EVALUATION 1. Assess patients respirations, breath sounds, cough effort, sputum production, pulse oximetry, and peak flow measures if ordered. Determines status of breathing pattern and adequacy of ventilation / gas exchange. Allows comparison with baseline data and evaluation of effectiveness of procedure. 2. Have patient explain and demonstrate steps in use of nebulizer. Return demonstration provides feedback for measuring patients learning. 3. Ask patient to explain drug schedule. Improves likelihood of adherence to therapy. 4. Ask patient to describe side effects of medication and criteria for calling health care provider. Allows patient to recognize signs of overuse and need to seek medical support when drugs are ineffective.
UNEXPECTED OUTCOMES 1. Patients breathing patter is ineffective; respirations are rapid and shallow; breath sounds indicate wheezing. Reassess type of medication and / or delivery method. Notify health care provider. 2. Patient experiences paroxysms of coughing. Aerosolized particles can irritate posterior pharynx. Reassess type of medication and / or deliver method. Notify health care provider.
UNEXPECTED OUTCOMES – CONTD 3. Patient experiences cardiac dysrhythmias (light-headedness, syncope), especially if receiving beta-adrenergics. Withhold all further doses of medication. Assess vital signs. Notify health care provider for reassessment of type of medication and delivery method. 4. Patient is unable to self-administer medication properly. Explore alternative delivery routes or devices. 5. Patient is unable to explain technique and risks of drug therapy. Further teaching may be required.
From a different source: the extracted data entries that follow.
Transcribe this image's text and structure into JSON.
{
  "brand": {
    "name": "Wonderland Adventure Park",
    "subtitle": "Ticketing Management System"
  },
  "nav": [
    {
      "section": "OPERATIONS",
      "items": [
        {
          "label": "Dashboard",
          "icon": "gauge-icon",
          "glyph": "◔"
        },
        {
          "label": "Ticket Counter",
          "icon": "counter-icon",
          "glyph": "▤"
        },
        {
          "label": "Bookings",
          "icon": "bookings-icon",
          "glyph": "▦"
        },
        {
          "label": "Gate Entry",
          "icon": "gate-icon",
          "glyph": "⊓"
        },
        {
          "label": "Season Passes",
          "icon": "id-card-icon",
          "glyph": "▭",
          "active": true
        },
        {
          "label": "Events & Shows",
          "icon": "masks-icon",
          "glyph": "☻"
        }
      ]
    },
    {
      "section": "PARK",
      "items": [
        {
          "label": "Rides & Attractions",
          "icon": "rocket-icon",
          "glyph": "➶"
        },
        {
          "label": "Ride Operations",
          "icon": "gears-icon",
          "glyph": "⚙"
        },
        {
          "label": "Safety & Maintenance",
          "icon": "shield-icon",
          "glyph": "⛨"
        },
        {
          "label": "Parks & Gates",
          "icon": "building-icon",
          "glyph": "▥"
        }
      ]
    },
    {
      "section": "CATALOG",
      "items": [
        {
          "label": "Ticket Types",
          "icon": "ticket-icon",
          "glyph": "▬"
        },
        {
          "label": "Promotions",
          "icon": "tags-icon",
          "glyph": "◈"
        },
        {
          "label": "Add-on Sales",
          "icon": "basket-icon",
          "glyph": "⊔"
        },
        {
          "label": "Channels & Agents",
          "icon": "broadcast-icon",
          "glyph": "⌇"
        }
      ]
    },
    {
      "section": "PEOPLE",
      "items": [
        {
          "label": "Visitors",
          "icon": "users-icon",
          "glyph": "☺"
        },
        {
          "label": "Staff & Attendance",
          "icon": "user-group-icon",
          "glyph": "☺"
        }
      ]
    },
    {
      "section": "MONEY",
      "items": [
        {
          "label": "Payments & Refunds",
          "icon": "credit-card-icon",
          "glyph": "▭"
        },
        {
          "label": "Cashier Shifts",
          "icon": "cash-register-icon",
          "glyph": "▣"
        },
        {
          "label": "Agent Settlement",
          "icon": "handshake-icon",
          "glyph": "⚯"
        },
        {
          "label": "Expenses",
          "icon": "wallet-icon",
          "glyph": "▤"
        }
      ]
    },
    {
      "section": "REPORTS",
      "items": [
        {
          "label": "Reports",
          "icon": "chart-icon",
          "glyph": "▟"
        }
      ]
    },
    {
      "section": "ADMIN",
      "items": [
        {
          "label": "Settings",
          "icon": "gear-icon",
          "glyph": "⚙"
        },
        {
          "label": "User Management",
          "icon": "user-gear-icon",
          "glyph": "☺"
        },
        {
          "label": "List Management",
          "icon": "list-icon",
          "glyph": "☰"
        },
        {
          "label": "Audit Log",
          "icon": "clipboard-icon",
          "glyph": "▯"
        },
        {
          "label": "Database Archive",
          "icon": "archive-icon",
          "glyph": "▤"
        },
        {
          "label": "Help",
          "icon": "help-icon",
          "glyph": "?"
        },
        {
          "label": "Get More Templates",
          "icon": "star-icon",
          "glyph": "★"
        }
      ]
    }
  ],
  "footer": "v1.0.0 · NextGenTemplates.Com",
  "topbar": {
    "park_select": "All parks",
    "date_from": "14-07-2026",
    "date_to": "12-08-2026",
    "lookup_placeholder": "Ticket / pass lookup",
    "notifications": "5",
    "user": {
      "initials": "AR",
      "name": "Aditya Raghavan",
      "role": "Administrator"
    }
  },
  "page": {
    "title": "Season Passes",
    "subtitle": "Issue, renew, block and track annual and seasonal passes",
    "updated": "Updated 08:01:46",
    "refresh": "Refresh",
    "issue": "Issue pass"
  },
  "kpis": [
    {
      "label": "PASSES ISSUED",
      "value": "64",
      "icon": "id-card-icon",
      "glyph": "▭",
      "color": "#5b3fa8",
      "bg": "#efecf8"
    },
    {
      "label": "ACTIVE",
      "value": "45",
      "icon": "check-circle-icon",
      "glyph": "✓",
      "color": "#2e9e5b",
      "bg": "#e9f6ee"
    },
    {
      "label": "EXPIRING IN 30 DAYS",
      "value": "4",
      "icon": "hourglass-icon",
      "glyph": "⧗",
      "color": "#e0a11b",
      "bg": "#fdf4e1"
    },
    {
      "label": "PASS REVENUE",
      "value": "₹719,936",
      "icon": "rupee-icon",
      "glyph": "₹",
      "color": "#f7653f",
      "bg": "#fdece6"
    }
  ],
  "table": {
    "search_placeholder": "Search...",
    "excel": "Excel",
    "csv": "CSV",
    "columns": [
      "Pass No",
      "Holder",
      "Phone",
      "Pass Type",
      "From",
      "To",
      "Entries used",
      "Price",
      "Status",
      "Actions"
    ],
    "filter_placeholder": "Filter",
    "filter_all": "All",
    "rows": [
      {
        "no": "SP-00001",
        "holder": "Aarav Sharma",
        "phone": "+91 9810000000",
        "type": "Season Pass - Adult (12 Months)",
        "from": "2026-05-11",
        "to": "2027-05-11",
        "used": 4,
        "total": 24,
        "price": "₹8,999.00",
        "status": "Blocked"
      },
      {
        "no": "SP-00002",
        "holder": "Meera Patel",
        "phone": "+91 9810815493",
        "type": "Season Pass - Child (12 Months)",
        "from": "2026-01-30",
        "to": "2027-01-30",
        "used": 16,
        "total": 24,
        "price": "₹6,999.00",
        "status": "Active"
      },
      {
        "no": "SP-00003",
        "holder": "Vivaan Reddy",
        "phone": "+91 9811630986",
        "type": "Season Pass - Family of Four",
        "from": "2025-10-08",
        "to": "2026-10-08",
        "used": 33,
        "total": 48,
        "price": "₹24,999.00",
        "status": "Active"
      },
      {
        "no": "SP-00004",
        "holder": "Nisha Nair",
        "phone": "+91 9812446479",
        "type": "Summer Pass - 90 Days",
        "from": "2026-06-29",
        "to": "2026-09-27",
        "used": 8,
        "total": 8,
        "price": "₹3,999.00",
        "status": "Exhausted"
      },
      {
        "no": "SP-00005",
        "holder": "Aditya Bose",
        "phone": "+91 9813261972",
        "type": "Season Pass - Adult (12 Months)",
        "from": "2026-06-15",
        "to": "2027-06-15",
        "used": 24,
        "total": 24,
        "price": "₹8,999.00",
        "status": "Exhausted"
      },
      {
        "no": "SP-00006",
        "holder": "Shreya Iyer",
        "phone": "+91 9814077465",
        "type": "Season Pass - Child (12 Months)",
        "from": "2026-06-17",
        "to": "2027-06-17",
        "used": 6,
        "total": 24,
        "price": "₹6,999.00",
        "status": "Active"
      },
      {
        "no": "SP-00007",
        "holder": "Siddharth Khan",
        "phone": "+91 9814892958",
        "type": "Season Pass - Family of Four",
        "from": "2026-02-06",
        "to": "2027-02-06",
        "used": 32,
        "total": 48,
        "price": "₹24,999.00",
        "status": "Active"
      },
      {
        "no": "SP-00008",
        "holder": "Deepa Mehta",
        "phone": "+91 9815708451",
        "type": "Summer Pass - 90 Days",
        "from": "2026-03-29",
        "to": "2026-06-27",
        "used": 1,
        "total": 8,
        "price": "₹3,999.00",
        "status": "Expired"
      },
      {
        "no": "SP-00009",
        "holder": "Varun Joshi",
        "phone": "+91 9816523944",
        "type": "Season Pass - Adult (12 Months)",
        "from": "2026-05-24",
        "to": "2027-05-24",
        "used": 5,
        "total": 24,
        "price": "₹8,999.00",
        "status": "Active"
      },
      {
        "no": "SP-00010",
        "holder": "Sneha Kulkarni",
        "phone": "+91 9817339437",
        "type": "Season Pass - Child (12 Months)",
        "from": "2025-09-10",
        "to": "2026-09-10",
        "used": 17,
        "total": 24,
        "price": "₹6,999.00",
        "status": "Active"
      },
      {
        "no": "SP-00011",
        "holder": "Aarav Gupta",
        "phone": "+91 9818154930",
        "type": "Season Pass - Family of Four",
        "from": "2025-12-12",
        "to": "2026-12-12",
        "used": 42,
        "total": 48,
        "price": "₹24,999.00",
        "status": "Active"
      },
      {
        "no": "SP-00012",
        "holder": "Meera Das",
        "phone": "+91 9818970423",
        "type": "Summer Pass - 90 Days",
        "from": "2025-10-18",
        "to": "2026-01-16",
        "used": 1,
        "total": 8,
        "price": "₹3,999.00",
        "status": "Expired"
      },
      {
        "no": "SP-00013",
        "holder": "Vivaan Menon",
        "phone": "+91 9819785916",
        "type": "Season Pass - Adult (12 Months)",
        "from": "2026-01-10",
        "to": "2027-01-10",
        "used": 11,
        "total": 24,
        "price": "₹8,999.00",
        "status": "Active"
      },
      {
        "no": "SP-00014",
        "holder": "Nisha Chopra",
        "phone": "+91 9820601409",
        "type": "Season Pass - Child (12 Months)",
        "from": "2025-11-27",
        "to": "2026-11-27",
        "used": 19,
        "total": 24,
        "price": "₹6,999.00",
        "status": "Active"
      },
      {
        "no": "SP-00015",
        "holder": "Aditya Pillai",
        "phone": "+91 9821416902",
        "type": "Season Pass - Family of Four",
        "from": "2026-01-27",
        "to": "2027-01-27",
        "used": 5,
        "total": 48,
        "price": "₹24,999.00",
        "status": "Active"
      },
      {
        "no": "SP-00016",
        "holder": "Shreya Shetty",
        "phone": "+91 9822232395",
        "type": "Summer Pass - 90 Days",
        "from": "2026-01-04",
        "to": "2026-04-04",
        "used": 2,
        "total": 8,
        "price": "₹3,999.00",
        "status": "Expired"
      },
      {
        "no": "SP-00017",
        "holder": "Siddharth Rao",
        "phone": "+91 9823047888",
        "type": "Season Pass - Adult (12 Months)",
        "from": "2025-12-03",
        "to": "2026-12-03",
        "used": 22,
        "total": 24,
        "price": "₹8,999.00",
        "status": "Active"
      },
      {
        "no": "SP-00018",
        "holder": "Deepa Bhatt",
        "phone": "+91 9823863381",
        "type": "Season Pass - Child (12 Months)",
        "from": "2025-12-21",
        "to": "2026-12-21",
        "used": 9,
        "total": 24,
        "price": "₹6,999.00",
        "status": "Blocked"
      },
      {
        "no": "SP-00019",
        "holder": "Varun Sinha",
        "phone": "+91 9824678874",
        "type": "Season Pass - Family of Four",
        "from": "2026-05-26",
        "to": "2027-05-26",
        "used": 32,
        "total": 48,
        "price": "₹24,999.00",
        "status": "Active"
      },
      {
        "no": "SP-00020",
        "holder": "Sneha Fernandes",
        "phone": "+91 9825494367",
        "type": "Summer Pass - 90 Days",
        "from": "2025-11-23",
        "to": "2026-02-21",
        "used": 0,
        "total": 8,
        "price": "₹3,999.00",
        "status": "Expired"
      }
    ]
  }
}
Include family caregivers when possible.
RECORDING AND REPORTING Record drug, dose and strength, route, length of treatment, and time administered on MAR immediately after administration, not before. Include initials or signature. Record patient teaching and validation of understanding in nurses notes and EHR. Record patients response to treatment in nurses notes and EHR. Report adverse effects / patient response and / or withheld drugs to nurse in charge or health care provider.
SPECIAL TEACHING Teach patient not to store medication in nebulizer for later use. Advise patients taking long-acting beta-agonists about possible adverse effects, including nervousness, restlessness, tremor, headache, nausea, rapid or pounding heart, and dizziness. Teach patients to use small, handheld peak flow-meters to monitor response to therapy when inhaled drugs are prescribed. GERONTOLOGIC: Older adults with a weak grasp, hand tremors, or coordination problems may not be able to manipulate or hold a nebulizer.